2026/7/30
※写真は2025年10月に佐賀県で開催された避難所運営実証実験にて段ボールベッドの組み立て作業をお手伝いしたときのものです。
発災から3日目となり、避難所には徐々に段ボールベッドが届き始める頃ではないでしょうか。
段ボールベッドが届いたら、まず設置するスペースを整理し、床のごみやほこり、目立つ汚れなどを清掃します。その際、荷物が混同・紛失しないよう、世帯ごとにまとめて目印を付けるなど、私物の管理にもご配慮ください。
その上で、避難所全体のレイアウトを決めてからベッドを設置することをご検討ください。特に体育館などの広い避難所では、一度ベッドを並べてしまうと、後から動線を変更することが非常に難しくなります。

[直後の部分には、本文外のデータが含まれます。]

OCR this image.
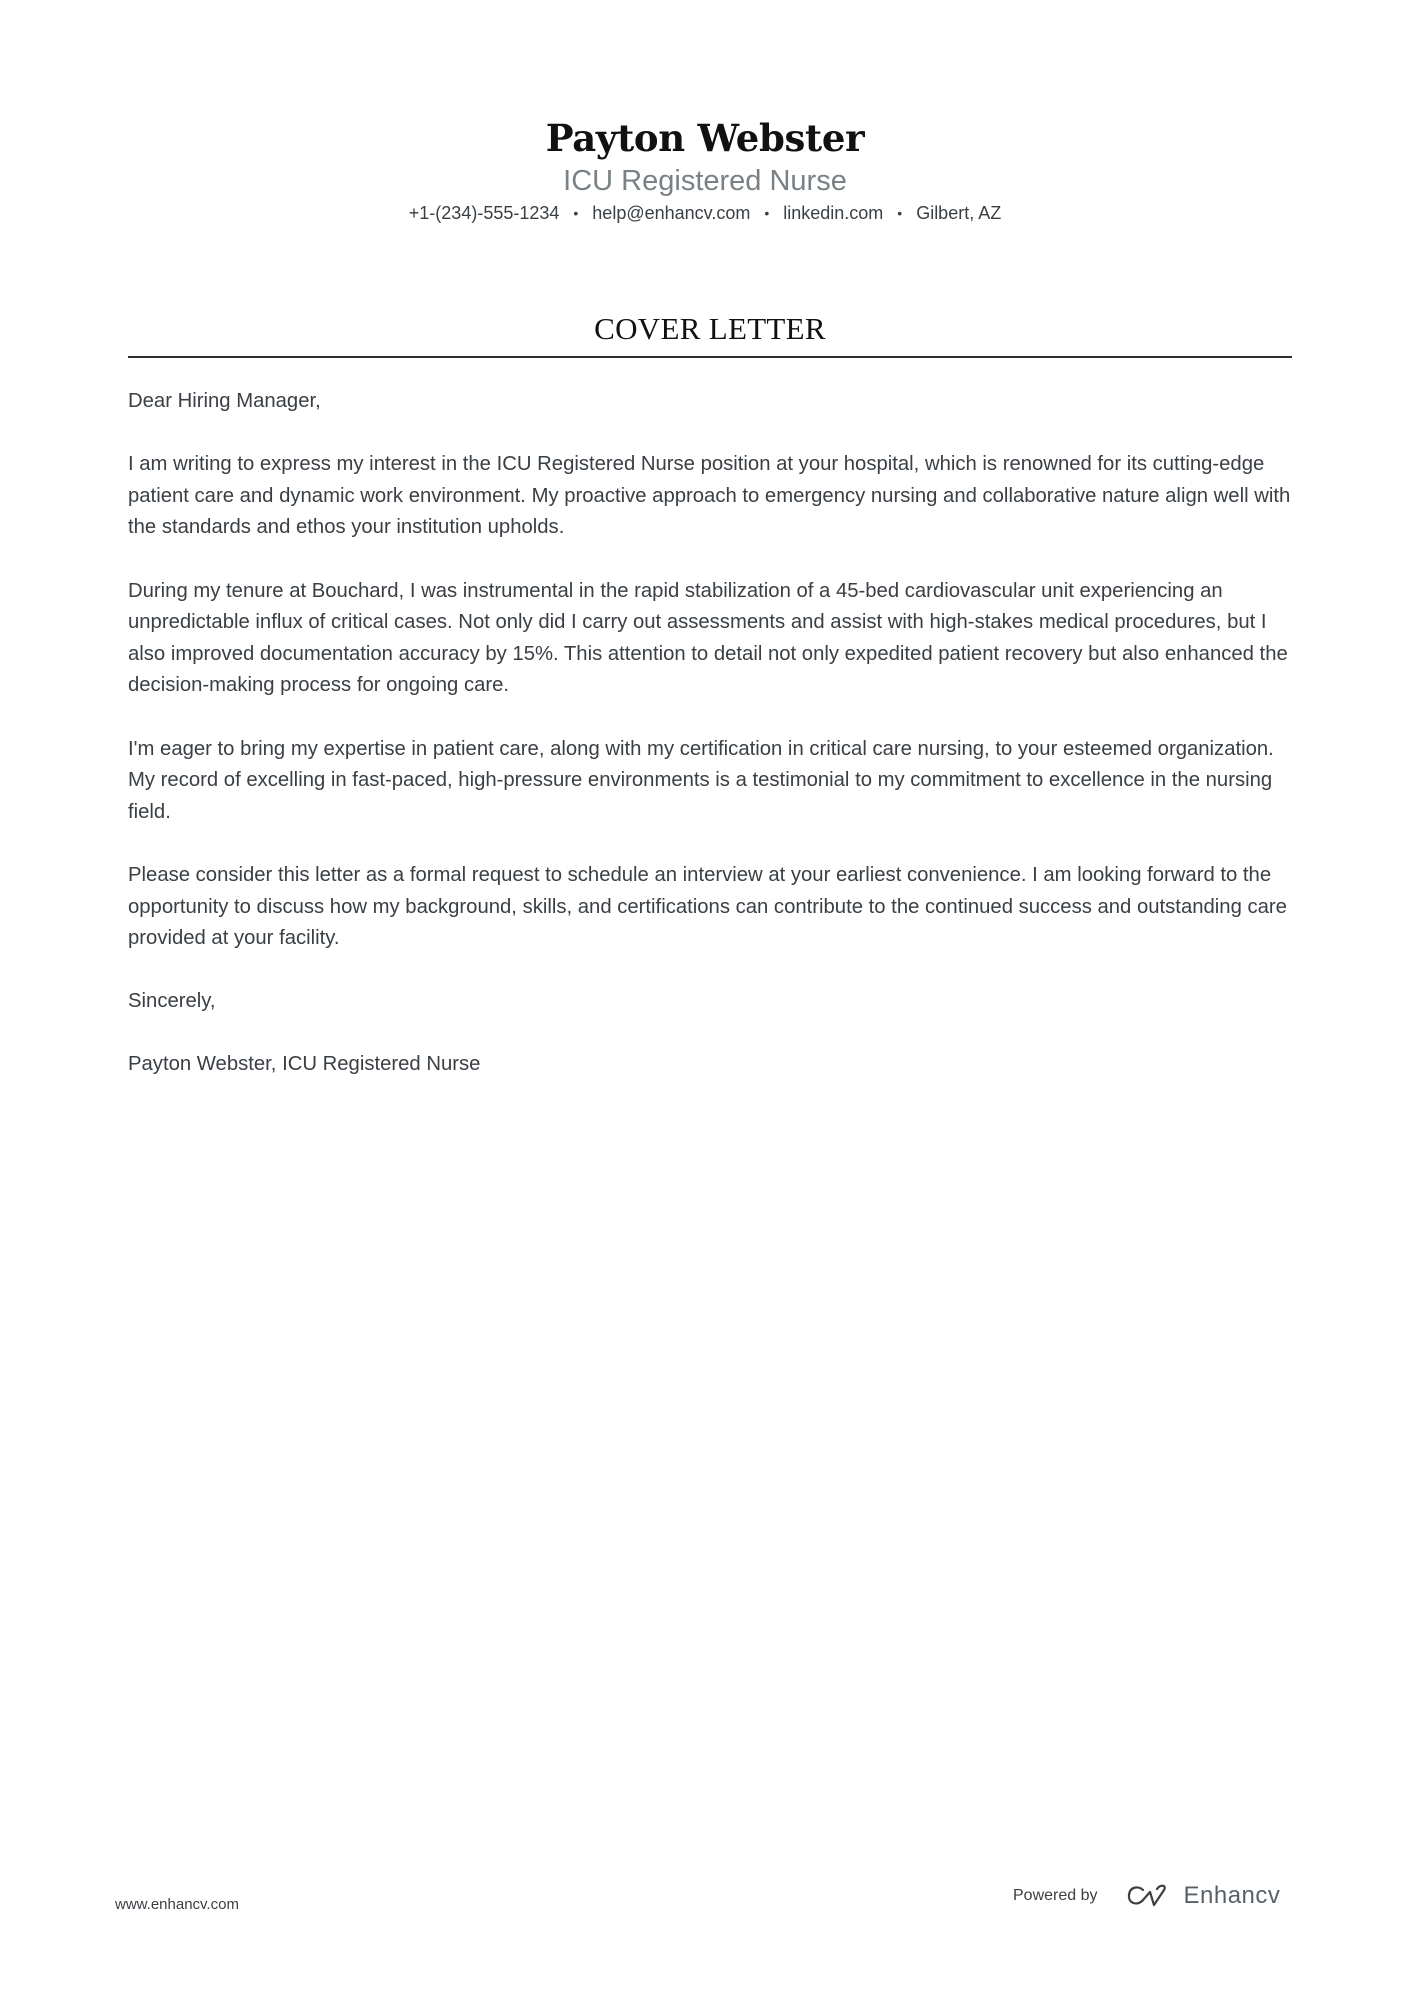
Payton Webster
ICU Registered Nurse
+1-(234)-555-1234 • help@enhancv.com • linkedin.com • Gilbert, AZ
COVER LETTER

Dear Hiring Manager,

I am writing to express my interest in the ICU Registered Nurse position at your hospital, which is renowned for its cutting-edge patient care and dynamic work environment. My proactive approach to emergency nursing and collaborative nature align well with the standards and ethos your institution upholds.

During my tenure at Bouchard, I was instrumental in the rapid stabilization of a 45-bed cardiovascular unit experiencing an unpredictable influx of critical cases. Not only did I carry out assessments and assist with high-stakes medical procedures, but I also improved documentation accuracy by 15%. This attention to detail not only expedited patient recovery but also enhanced the decision-making process for ongoing care.

I'm eager to bring my expertise in patient care, along with my certification in critical care nursing, to your esteemed organization. My record of excelling in fast-paced, high-pressure environments is a testimonial to my commitment to excellence in the nursing field.

Please consider this letter as a formal request to schedule an interview at your earliest convenience. I am looking forward to the opportunity to discuss how my background, skills, and certifications can contribute to the continued success and outstanding care provided at your facility.

Sincerely,

Payton Webster, ICU Registered Nurse

www.enhancv.com
Powered by	Enhancv
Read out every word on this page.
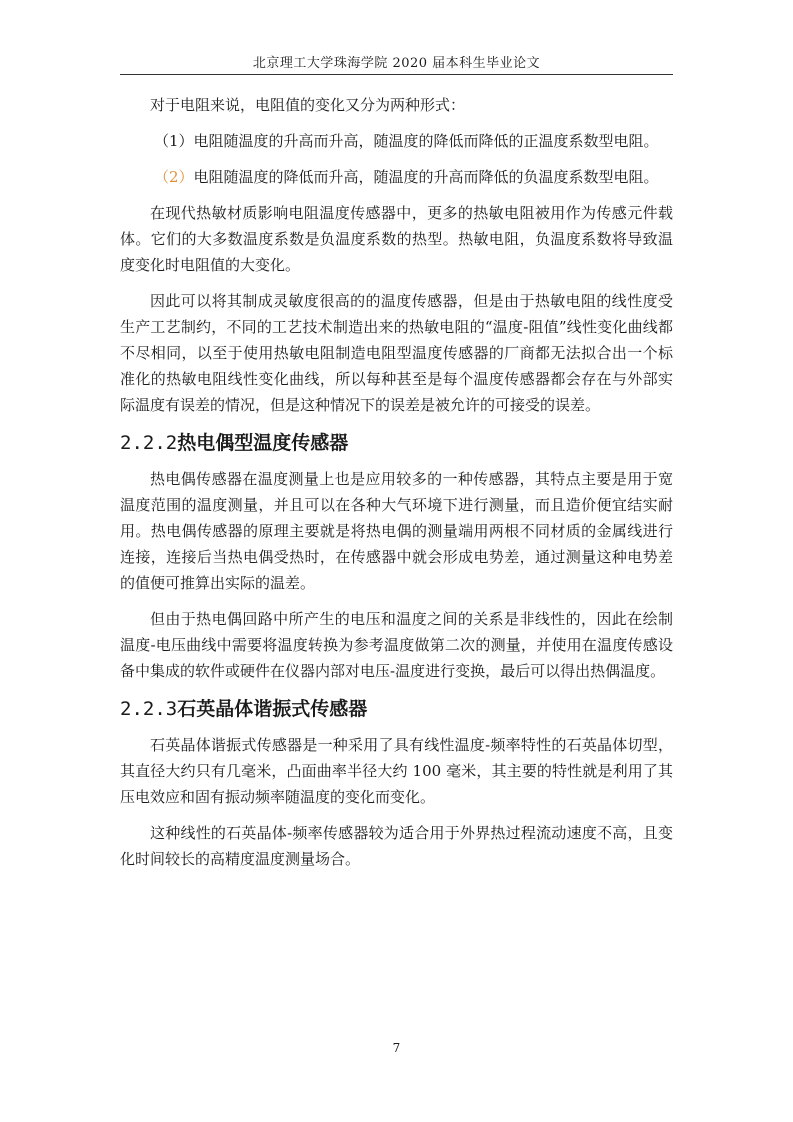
北京理工大学珠海学院 2020 届本科生毕业论文

对于电阻来说，电阻值的变化又分为两种形式：

（1）电阻随温度的升高而升高，随温度的降低而降低的正温度系数型电阻。

（2）电阻随温度的降低而升高，随温度的升高而降低的负温度系数型电阻。

在现代热敏材质影响电阻温度传感器中，更多的热敏电阻被用作为传感元件载体。它们的大多数温度系数是负温度系数的热型。热敏电阻，负温度系数将导致温度变化时电阻值的大变化。

因此可以将其制成灵敏度很高的的温度传感器，但是由于热敏电阻的线性度受生产工艺制约，不同的工艺技术制造出来的热敏电阻的“温度-阻值”线性变化曲线都不尽相同，以至于使用热敏电阻制造电阻型温度传感器的厂商都无法拟合出一个标准化的热敏电阻线性变化曲线，所以每种甚至是每个温度传感器都会存在与外部实际温度有误差的情况，但是这种情况下的误差是被允许的可接受的误差。

2.2.2热电偶型温度传感器

热电偶传感器在温度测量上也是应用较多的一种传感器，其特点主要是用于宽温度范围的温度测量，并且可以在各种大气环境下进行测量，而且造价便宜结实耐用。热电偶传感器的原理主要就是将热电偶的测量端用两根不同材质的金属线进行连接，连接后当热电偶受热时，在传感器中就会形成电势差，通过测量这种电势差的值便可推算出实际的温差。

但由于热电偶回路中所产生的电压和温度之间的关系是非线性的，因此在绘制温度-电压曲线中需要将温度转换为参考温度做第二次的测量，并使用在温度传感设备中集成的软件或硬件在仪器内部对电压-温度进行变换，最后可以得出热偶温度。

2.2.3石英晶体谐振式传感器

石英晶体谐振式传感器是一种采用了具有线性温度-频率特性的石英晶体切型，其直径大约只有几毫米，凸面曲率半径大约 100 毫米，其主要的特性就是利用了其压电效应和固有振动频率随温度的变化而变化。

这种线性的石英晶体-频率传感器较为适合用于外界热过程流动速度不高，且变化时间较长的高精度温度测量场合。

7
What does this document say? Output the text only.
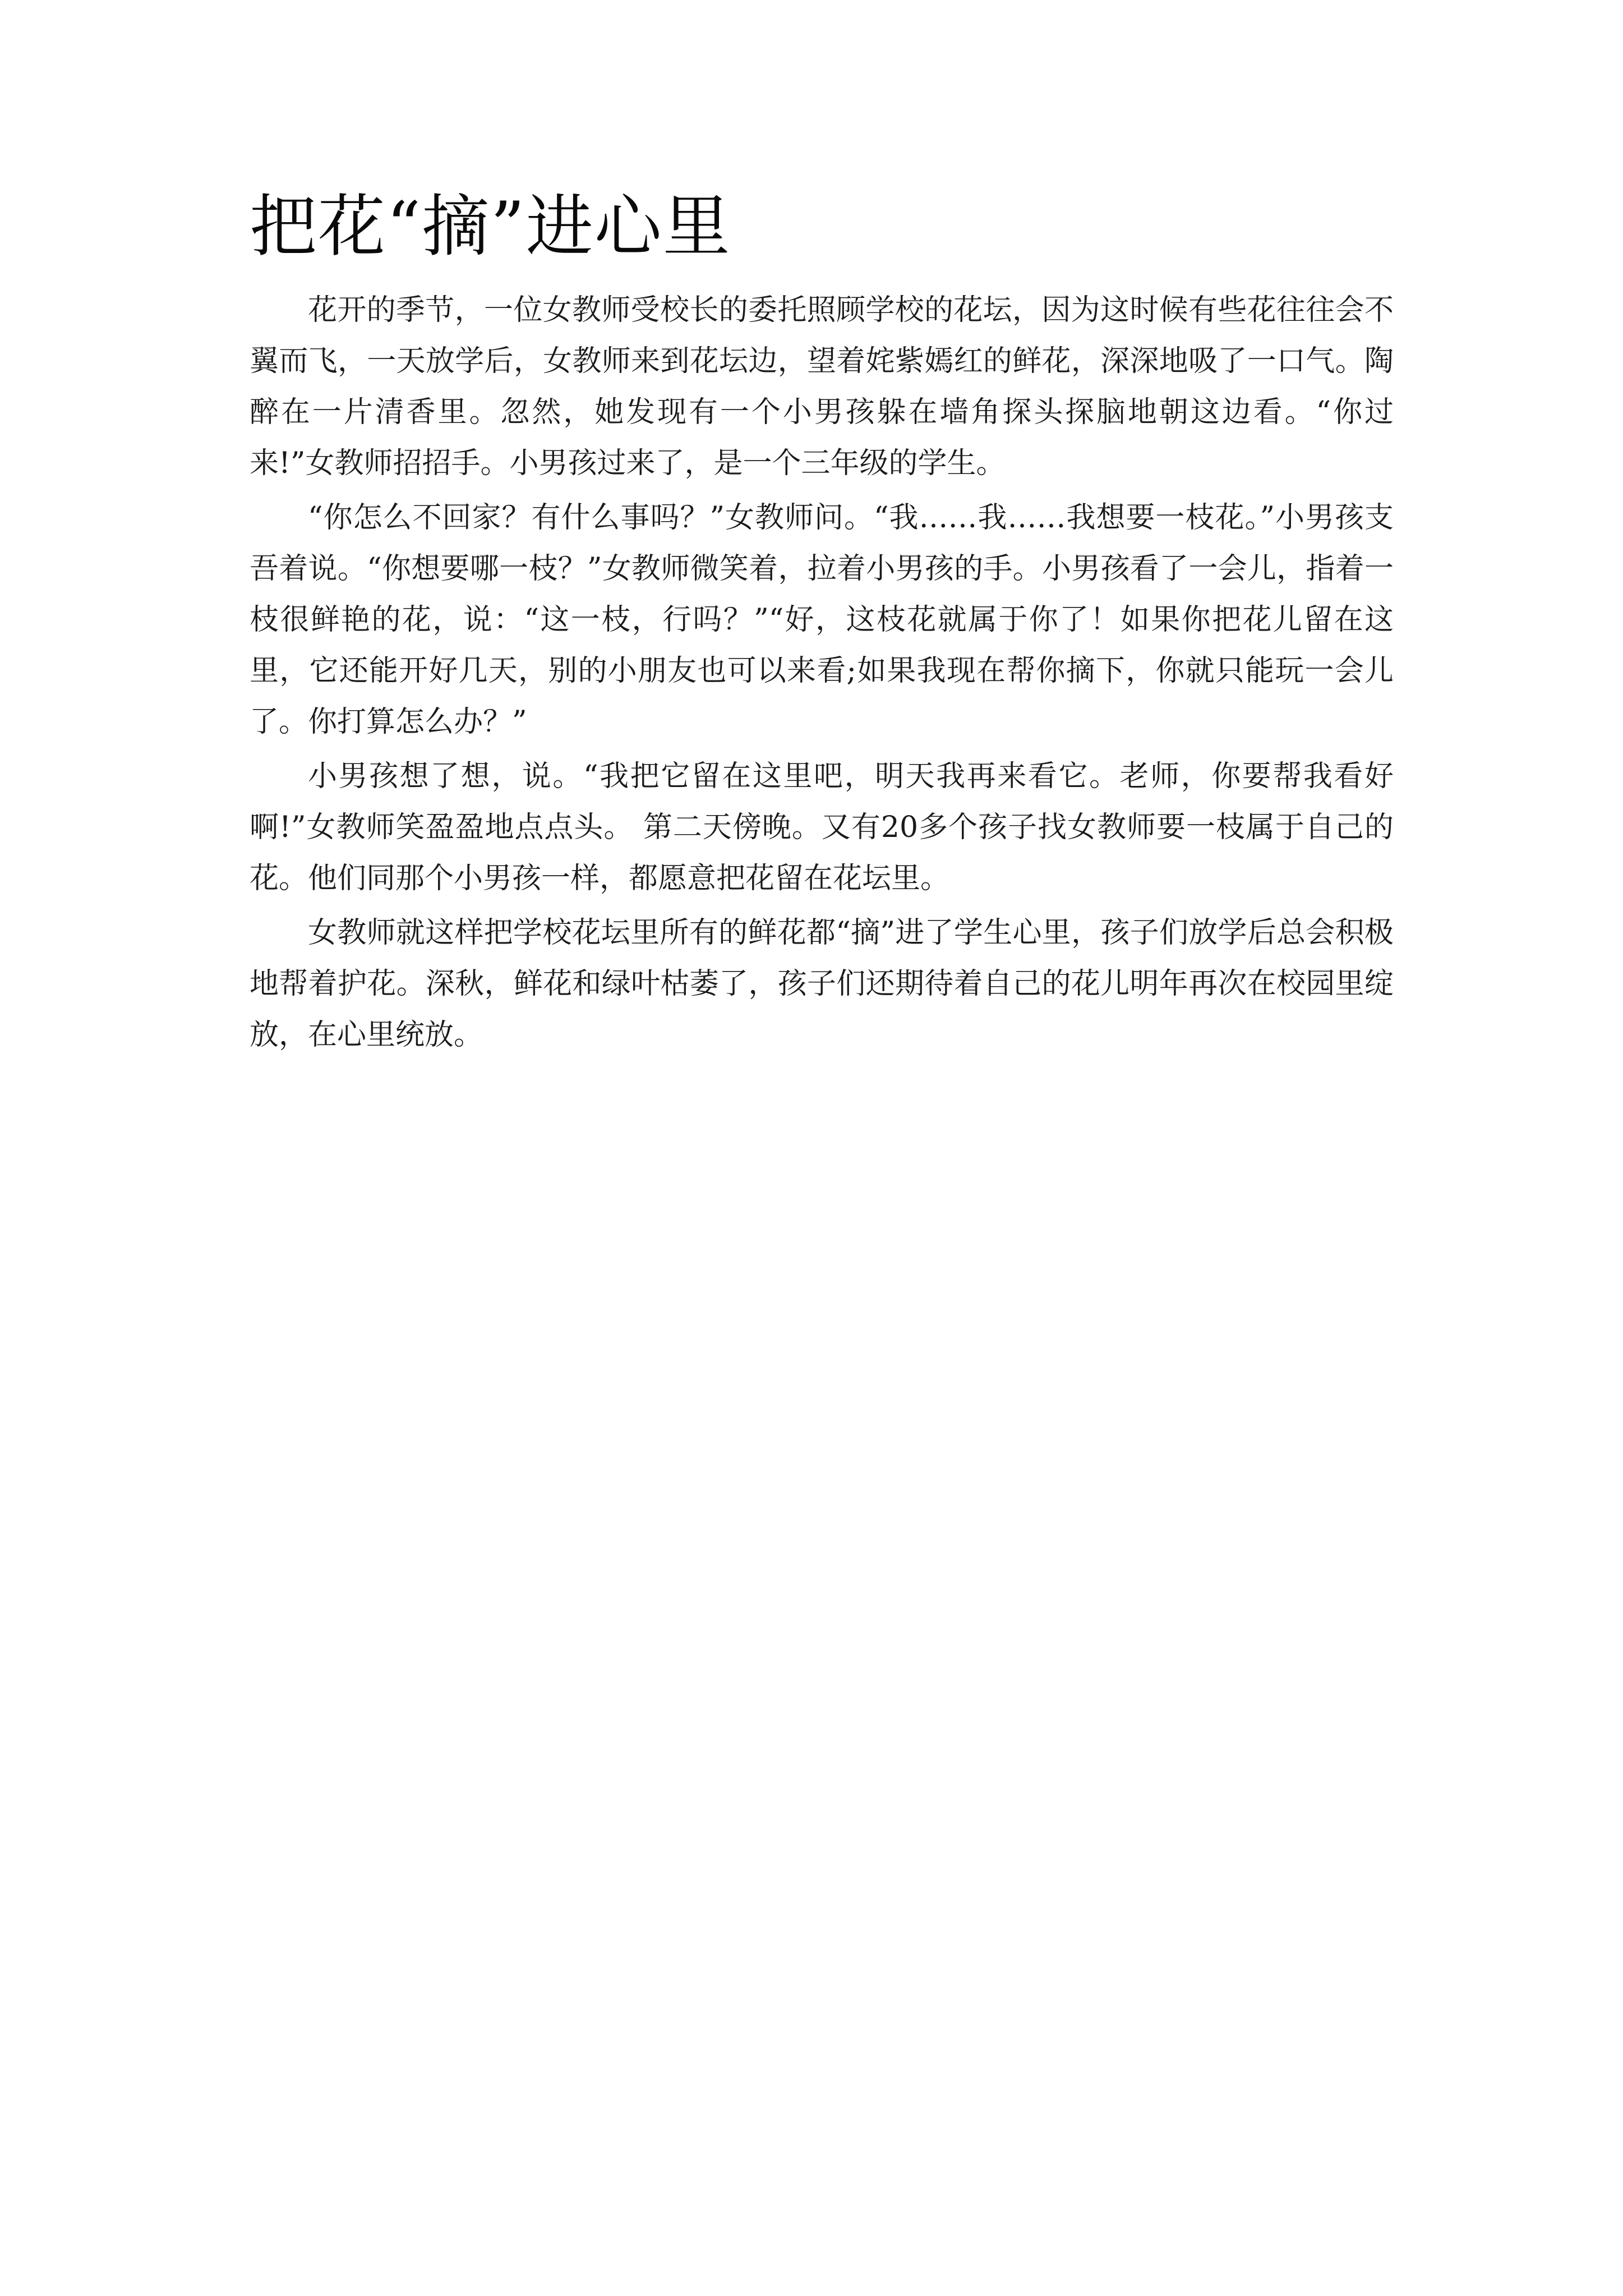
把花“摘”进心里

花开的季节，一位女教师受校长的委托照顾学校的花坛，因为这时候有些花往往会不翼而飞，一天放学后，女教师来到花坛边，望着姹紫嫣红的鲜花，深深地吸了一口气。陶醉在一片清香里。忽然，她发现有一个小男孩躲在墙角探头探脑地朝这边看。“你过来!”女教师招招手。小男孩过来了，是一个三年级的学生。

“你怎么不回家？有什么事吗？”女教师问。“我……我……我想要一枝花。”小男孩支吾着说。“你想要哪一枝？”女教师微笑着，拉着小男孩的手。小男孩看了一会儿，指着一枝很鲜艳的花，说：“这一枝，行吗？”“好，这枝花就属于你了！如果你把花儿留在这里，它还能开好几天，别的小朋友也可以来看;如果我现在帮你摘下，你就只能玩一会儿了。你打算怎么办？”

小男孩想了想，说。“我把它留在这里吧，明天我再来看它。老师，你要帮我看好啊!”女教师笑盈盈地点点头。 第二天傍晚。又有20多个孩子找女教师要一枝属于自己的花。他们同那个小男孩一样，都愿意把花留在花坛里。

女教师就这样把学校花坛里所有的鲜花都“摘”进了学生心里，孩子们放学后总会积极地帮着护花。深秋，鲜花和绿叶枯萎了，孩子们还期待着自己的花儿明年再次在校园里绽放，在心里统放。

レイアウトを考える際のポイントとしては、例えば次のような点が挙げられます。
① 主要な動線(通路)を確保する
まず、人や物資が通る通路を確保します。
・体育館の出入口から物資集積場所への搬入ルート
・トイレへの動線
・救護室への動線 など
現場の状況にもよりますが、搬入ルートは3m程度、その他の主要通路は1.8m程度あると、車いすの方の通行や物資搬送もしやすくなります。
② ベッドはブロックごとに配置する
隙間なくベッドを並べるのではなく、数列ごとに区切ってブロック(島)をつくり、その間に通路を設けると、物資の配布や巡回がしやすくなります。
③ 要配慮者の生活動線に配慮する
高齢者、障害者、妊産婦などの方々については、移動の負担をできるだけ少なくできるよう、医療・介護スペースやバリアフリートイレなどへのアクセスを考慮した配置をご検討ください。
一度何十台ものベッドを設置すると、後からレイアウトを変更するのは大変な作業になります。私も佐賀県での避難所運営実証実験(写真はその時のもの)に立ち会った際、専門家の方々から「最初に時間をかけてレイアウトを決めることが、その後の運営を大きく左右する」と繰り返し伺いました。
少し時間を使ってでも、最初に動線やゾーニングを確認してから設置していただければと思います。
被災者の方々も、支援者の方々も、くれぐれも無理はせず、ご自愛ください。